Big Magic. Creative Living Beyond Fear. The Most Inspiring Book I’ve Read All Year.

“If you’re alive, you’re a creative person.” -Elizabeth Gilbert 

I carried around Big Magic for about a year before I actually started to read it. I’d throw it in my bag to read on the train, it rested on my bedside table as I slept, it went on vacations with me. I’ve always loved Elizabeth Gilbert’s writing and I was excited to have a new work of hers to dive into, but something was stopping me from opening that beautiful cover. I didn’t actually start to read it until this summer, when I was deep into creating Shine Soul Bright.

As much fun as I’ve had envisioning and creating Shine Soul Bright, the process of launching it also brought up a lot of stress and fears. I was anxious about finding the time to work on the blog while working long hours at my practice; I was scared to put myself out there in a new way; and I was fighting my perfectionist nature which told me to just wait until everything was absolutely perfect before moving forward.

Now, looking back, I realize that I opened the book at the exact right moment, the moment that I was ready to hear the lessons inside it and the moment that they were going to have the most impact on me. Once I started this book, I couldn’t put it down! It was the most refreshing and inspirational take on creativity I have ever encountered.

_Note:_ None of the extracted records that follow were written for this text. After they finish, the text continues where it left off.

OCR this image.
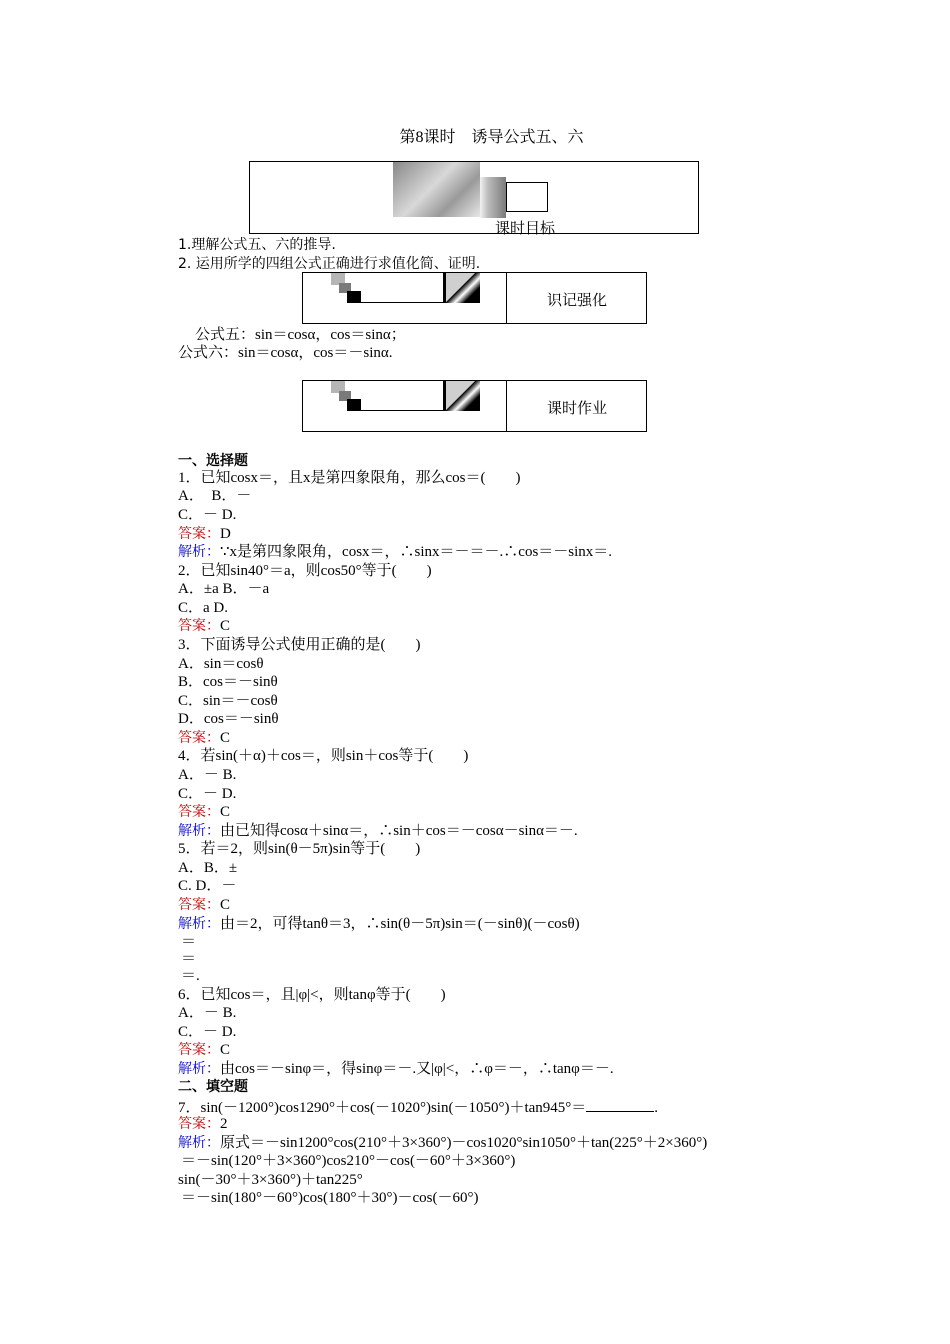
第8课时　诱导公式五、六
课时目标
1.理解公式五、六的推导.
2. 运用所学的四组公式正确进行求值化简、证明.
识记强化
公式五：sin＝cosα，cos＝sinα；
公式六：sin＝cosα，cos＝－sinα.
课时作业
一、选择题
1．已知cosx＝，且x是第四象限角，那么cos＝(　　)
A．　B．－
C．－ D.
答案：D
解析：∵x是第四象限角，cosx＝，∴sinx＝－＝－.∴cos＝－sinx＝.
2．已知sin40°＝a，则cos50°等于(　　)
A．±a B．－a
C．a D.
答案：C
3．下面诱导公式使用正确的是(　　)
A．sin＝cosθ
B．cos＝－sinθ
C．sin＝－cosθ
D．cos＝－sinθ
答案：C
4．若sin(＋α)＋cos＝，则sin＋cos等于(　　)
A．－ B.
C．－ D.
答案：C
解析：由已知得cosα＋sinα＝，∴sin＋cos＝－cosα－sinα＝－.
5．若＝2，则sin(θ－5π)sin等于(　　)
A．B．±
C. D．－
答案：C
解析：由＝2，可得tanθ＝3，∴sin(θ－5π)sin＝(－sinθ)(－cosθ)
＝
＝
＝.
6．已知cos＝，且|φ|<，则tanφ等于(　　)
A．－ B.
C．－ D.
答案：C
解析：由cos＝－sinφ＝，得sinφ＝－.又|φ|<，∴φ＝－，∴tanφ＝－.
二、填空题
7．sin(－1200°)cos1290°＋cos(－1020°)sin(－1050°)＋tan945°＝	.
答案：2
解析：原式＝－sin1200°cos(210°＋3×360°)－cos1020°sin1050°＋tan(225°＋2×360°)
＝－sin(120°＋3×360°)cos210°－cos(－60°＋3×360°)
sin(－30°＋3×360°)＋tan225°
＝－sin(180°－60°)cos(180°＋30°)－cos(－60°)
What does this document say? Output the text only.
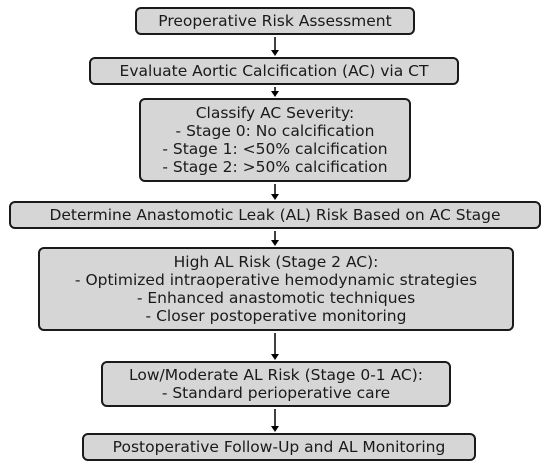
Preoperative Risk Assessment
Evaluate Aortic Calcification (AC) via CT
Classify AC Severity:
- Stage 0: No calcification
- Stage 1: <50% calcification
- Stage 2: >50% calcification
Determine Anastomotic Leak (AL) Risk Based on AC Stage
High AL Risk (Stage 2 AC):
- Optimized intraoperative hemodynamic strategies
- Enhanced anastomotic techniques
- Closer postoperative monitoring
Low/Moderate AL Risk (Stage 0-1 AC):
- Standard perioperative care
Postoperative Follow-Up and AL Monitoring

This entire book is a gem and I highly recommend it to all, but I wanted to discuss a few key lessons I learned from Big Magic: Creative Living Beyond Fear

The most touching and magical lesson I drew from this illuminating book is that the planet is inhabited by ideas. Ideas are part of our ecosystem and biosphere; they interact with us and move through us, they have a destiny and purpose just like each and every one of us. Ideas dance through this planet searching for a human to collaborate with. If we’re not open to receiving an idea when it taps on our shoulder, it will go find someone else to create with. I love this concept because it tells us that we are ALL creative; we are actually designed to create. It doesn’t matter what your financial situation is, if you went to art school or if you have a creative job; creativity is our shared inheritance.

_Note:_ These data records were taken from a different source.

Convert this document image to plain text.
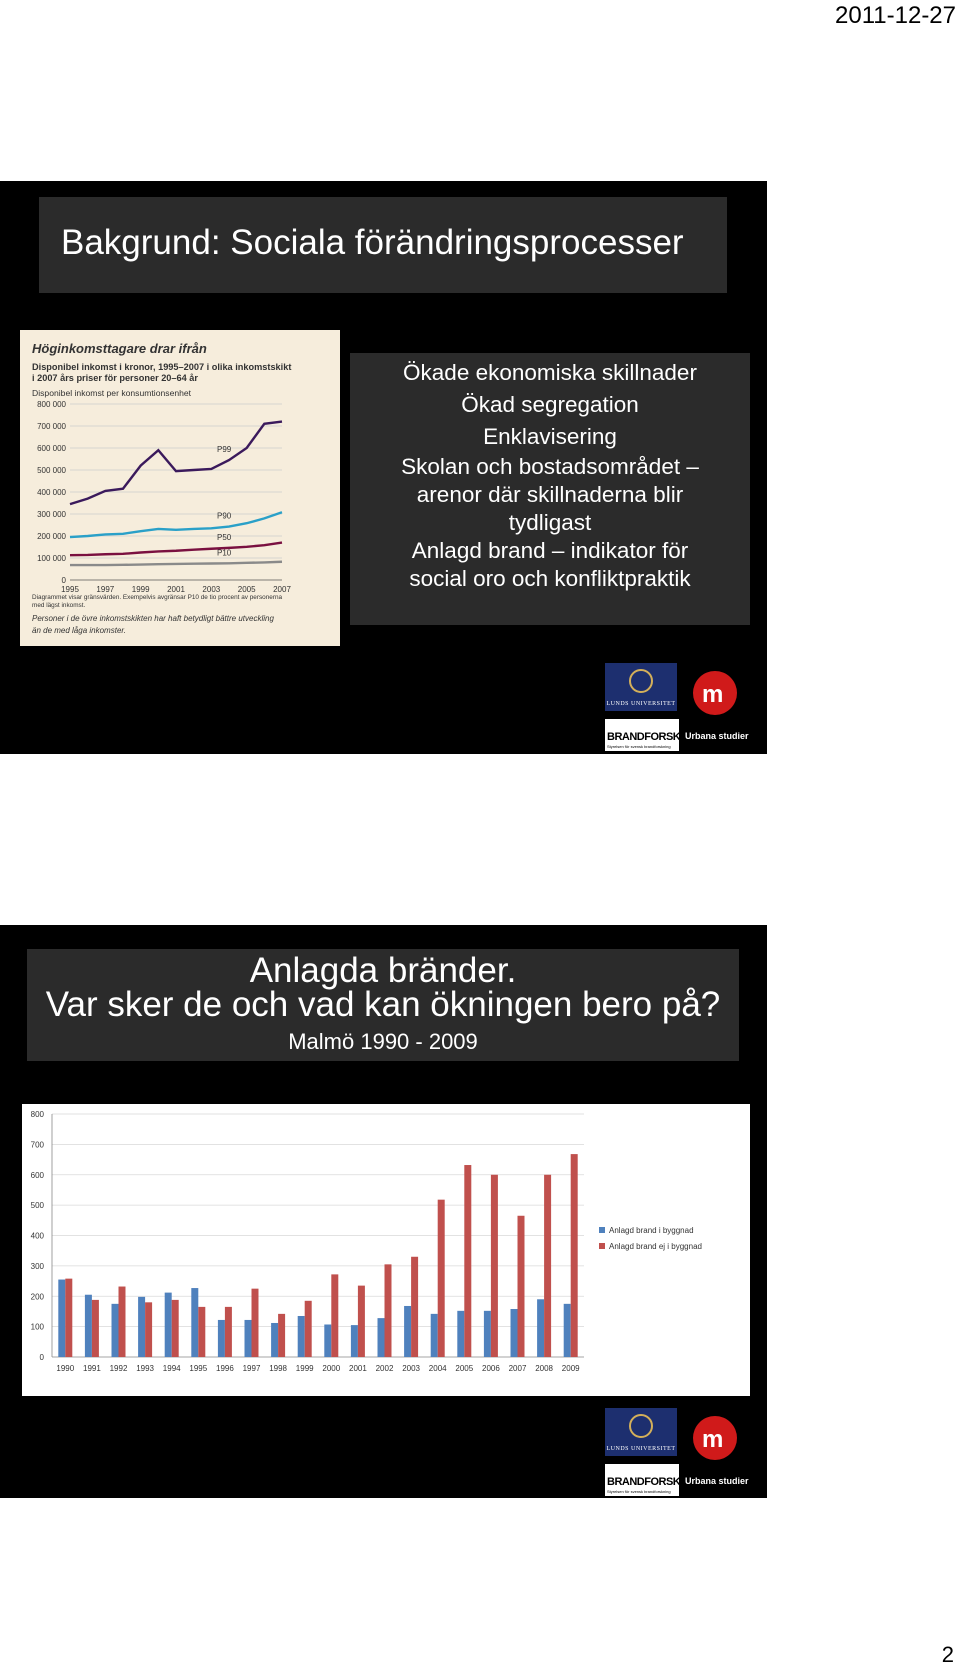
2011-12-27
Bakgrund: Sociala förändringsprocesser
Höginkomsttagare drar ifrån
Disponibel inkomst i kronor, 1995–2007 i olika inkomstskikt
i 2007 års priser för personer 20–64 år
Disponibel inkomst per konsumtionsenhet
0
100 000
200 000
300 000
400 000
500 000
600 000
700 000
800 000
1995 1997 1999 2001 2003 2005 2007
P99
P90
P50
P10
Diagrammet visar gränsvärden. Exempelvis avgränsar P10 de tio procent av personerna
med lägst inkomst.
Personer i de övre inkomstskikten har haft betydligt bättre utveckling
än de med låga inkomster.
Ökade ekonomiska skillnader
Ökad segregation
Enklavisering
Skolan och bostadsområdet –
arenor där skillnaderna blir
tydligast
Anlagd brand – indikator för
social oro och konfliktpraktik
LUNDS UNIVERSITET m
BRANDFORSK
Styrelsen för svensk brandforskning
Urbana studier
Anlagda bränder.
Var sker de och vad kan ökningen bero på?
Malmö 1990 - 2009
0
100
200
300
400
500
600
700
800
1990 1991 1992 1993 1994 1995 1996 1997 1998 1999 2000 2001 2002 2003 2004 2005 2006 2007 2008 2009
Anlagd brand i byggnad
Anlagd brand ej i byggnad
LUNDS UNIVERSITET m
BRANDFORSK
Styrelsen för svensk brandforskning
Urbana studier
2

I also cherish Gilbert’s discussion of curiosity. She tells us that curiosity is our friend, a friend that teaches us to become ourselves. If you don’t know what you’re passionate about or what you want to create–honestly, most people do not walk around in a constant state of passion over their work–well, then, follow your curiosity, no matter how small of a whisper it is. Following your curiosity may lead you to your passion, to wonderful, unexpected places, or it may lead you nowhere, but at least you “will have the satisfaction of knowing that you passed your entire existence in devotion to the noble virtue of inquisitiveness,” Gilbert writes. At least you will have kept moving and created something new along the journey, and that’s pretty amazing. 

Gilbert’s dig into perfectionism was especially affecting for me. She calls perfectionism “a high-end, haute couture version of fear…perfectionism is just fear in fancy shoes and a mink coat, pretending to be elegant when it’s actually terrified. Because underneath the shiny veneer, perfectionism is nothing more than a deep existential angst that says, again and again, ‘I am not good enough and I will never be good enough.’” This was a very important lesson for me as I tend to leave projects uncompleted–or even, unattempted!–because I am afraid to put it out there until it’s perfect. In fact, you wouldn’t be reading this blog right now if it weren’t for this lesson! I was ready to hear Gilbert’s lesson when I finally opened this book: Just keep moving; put your work out there; perfection is unachievable.  

 I’ll leave you with a few quotes from Big Magic that capture beautifully the essence of this book. And if you want to learn more about this topic and book, I highly recommend listening to Elizabeth Gilbert talk with Krista Tippett on her podcast: “On Being with Krista Tippett.” Choosing Curiosity Over Fear

“The essential ingredients for creativity remain exactly the same for everybody: courage, enchantment, permission, persistence, trust–and those elements are universally accessible. Which does not mean creative living is always easy, it merely means that creative living is always possible.”

“Creativity is sacred, and it is not sacred. What we make matters enormously, and it doesn’t matter at all. We toil alone, and we are accompanied by spirits. We are terrified, and we are brave. Art is a crushing chore and a wonderful privilege. Only when we are at our most playful can divinity finally get serious with us.”

 

 

 

 

 

 

2 thoughts on “Big Magic. Creative Living Beyond Fear. The Most Inspiring Book I’ve Read All Year.

  1. Heidi Koval says:

    You’re rocking it girl! Love this post. Thanks for being vulnerable and honest. Keep up the amazing work!